Growing Apologist

Becoming a Defender of Truth

The Angelic Doctor: St. Thomas Aquinas

on January 31, 2012

A Student’s Prayer

By St. Thomas Aquinas

Creator of all things, True source of light and wisdom, Origin of all being, Graciously let a ray of your light penetrate The darkness of my understanding.

Take from me the double darkness In which I have been born, An obscurity of sin and ignorance.

Give me a keen understanding, A retentive memory, and The ability to grasp things Correctly and fundamentally.

Grant me the talent Of being exact in my explanations And the ability to express myself With thoroughness and charm.

Point out the beginning, Direct the progress, And help in the completion.

I ask this through Christ our Lord.  Amen.

Taken from the Apple Seeds website, produced by Fr. Brian Cavanaugh of the Third Order Franciscan and is found here: http://www.appleseeds.org/aquinas_stdpryr.htm

What is a Doctor?

From Microsoft Office

The Doctors writings are used to educate

The title ‘Doctor of the Church’ does not refer to a medical practice, but is the title of an authorized teacher and theologian of the Catholic Church. [1] This is a special title given by the pope to people who fulfill three requirements: remarkable holiness even for a saint; depth of doctrinal insight; extensive body of writings that are an expression of authentic and life giving Catholic Tradition. [1]

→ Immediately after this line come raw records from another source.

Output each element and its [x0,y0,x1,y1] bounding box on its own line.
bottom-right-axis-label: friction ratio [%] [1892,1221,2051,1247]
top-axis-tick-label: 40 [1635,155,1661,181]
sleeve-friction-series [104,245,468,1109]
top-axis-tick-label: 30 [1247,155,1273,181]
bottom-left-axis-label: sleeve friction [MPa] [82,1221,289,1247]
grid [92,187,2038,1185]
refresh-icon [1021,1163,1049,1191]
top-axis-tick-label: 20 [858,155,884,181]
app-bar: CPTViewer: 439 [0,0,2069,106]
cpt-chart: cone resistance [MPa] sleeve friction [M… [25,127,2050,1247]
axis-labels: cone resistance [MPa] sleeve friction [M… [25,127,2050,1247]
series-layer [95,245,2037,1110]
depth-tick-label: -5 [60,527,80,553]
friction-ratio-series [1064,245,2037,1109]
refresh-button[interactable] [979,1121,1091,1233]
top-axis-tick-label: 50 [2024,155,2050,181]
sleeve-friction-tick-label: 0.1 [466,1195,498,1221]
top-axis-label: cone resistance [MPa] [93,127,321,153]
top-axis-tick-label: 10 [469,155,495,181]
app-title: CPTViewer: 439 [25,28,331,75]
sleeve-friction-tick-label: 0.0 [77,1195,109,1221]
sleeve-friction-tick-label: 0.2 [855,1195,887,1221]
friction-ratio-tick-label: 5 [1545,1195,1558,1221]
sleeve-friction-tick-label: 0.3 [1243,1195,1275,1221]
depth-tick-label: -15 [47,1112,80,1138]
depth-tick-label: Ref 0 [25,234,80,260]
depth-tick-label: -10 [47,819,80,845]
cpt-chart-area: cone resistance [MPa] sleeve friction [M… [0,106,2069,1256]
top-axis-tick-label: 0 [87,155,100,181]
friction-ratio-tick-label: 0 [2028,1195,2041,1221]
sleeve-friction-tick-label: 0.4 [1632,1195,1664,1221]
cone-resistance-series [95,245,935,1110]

Often times, these people are also considered fathers of Christianity and whose works are well respected by Catholics and non-Catholics alike. There are thirty-three official Doctors of the Church; each one is considered to not be infallible—meaning there may be errors in their writings and teachings, however their writing impacted and guided the Church none-the-less. [2] St. Ambrose, St. Augustine, St. Francis de Sales and St. Catherine of Siena are a few of the Doctors.

Five Lessons from the Angelic Doctor of the Church

Saint Thomas Aquinas recently had a feast day on January 28th. Here are five key points about his life, a model for all to look up to.

  1. With his parent’s end goal of gaining prestige and power by their son becoming the Abbey of Monte, St. Thomas was submitted to the care of the Benedictines of Monte Casino at the age of five around the year 1231. [3, 4] There St. Thomas excelled in his education, even going beyond his peers in education and virtue. [4]
  2. At the age of 17, his father, the Count of Aquinas, sent St. Thomas to the University of Naples so to further his education. [3] To the distress of his parents, St. Thomas became inspired by the Dominicans and decided to join the order despite his family’s plans. [3, 4]
  3. His parents tried everything to dissuade him of this decision. During his two years of discernment, they went as far as sending St. Thomas an impure woman to tempt him. But St. Thomas remained chaste and for this, God rewarded him the gift of perfect, ‘Angelic’ chastity. [4]
  4. St. Thomas Aquinas’s writings and sermons flowed from his personal prayer life. [3] His greatest writing, Summa Theologiae summarizes and explains the entire body of Catholic teaching and is used even today to educate people. [5]
  5. He died in 1274, canonized as a saint and declared a Doctor of the Church in 1323. [4] St. Thomas Aquinas is the patron saint of Academics, apologists, theologians, chastity, lightning and storms. [5]

References and Additional Reading

On Doctors of the Catholic Church:

[1] Introduction to the Doctors of the Catholic Church; Definition and Complete List, The Crossroads Initiative, Marcellino D’Ambrosio, Ph.D., available online (1/31/12). 

[2] Doctors of the Church, Catholic Online, available online (1/31/12).

On St. Thomas Aquinas:

[3] St. Thomas Aquinas: His Life and Writings, The Crossroads Initiative, available online (1/31/12).

[4] St. Thomas Aquinas, Catholic Online, available online (1/31/12).

[5] January 28th, Memorial of St. Thomas Aquinas, priest and doctor, CatholicCulture.org, available online (1/31/12).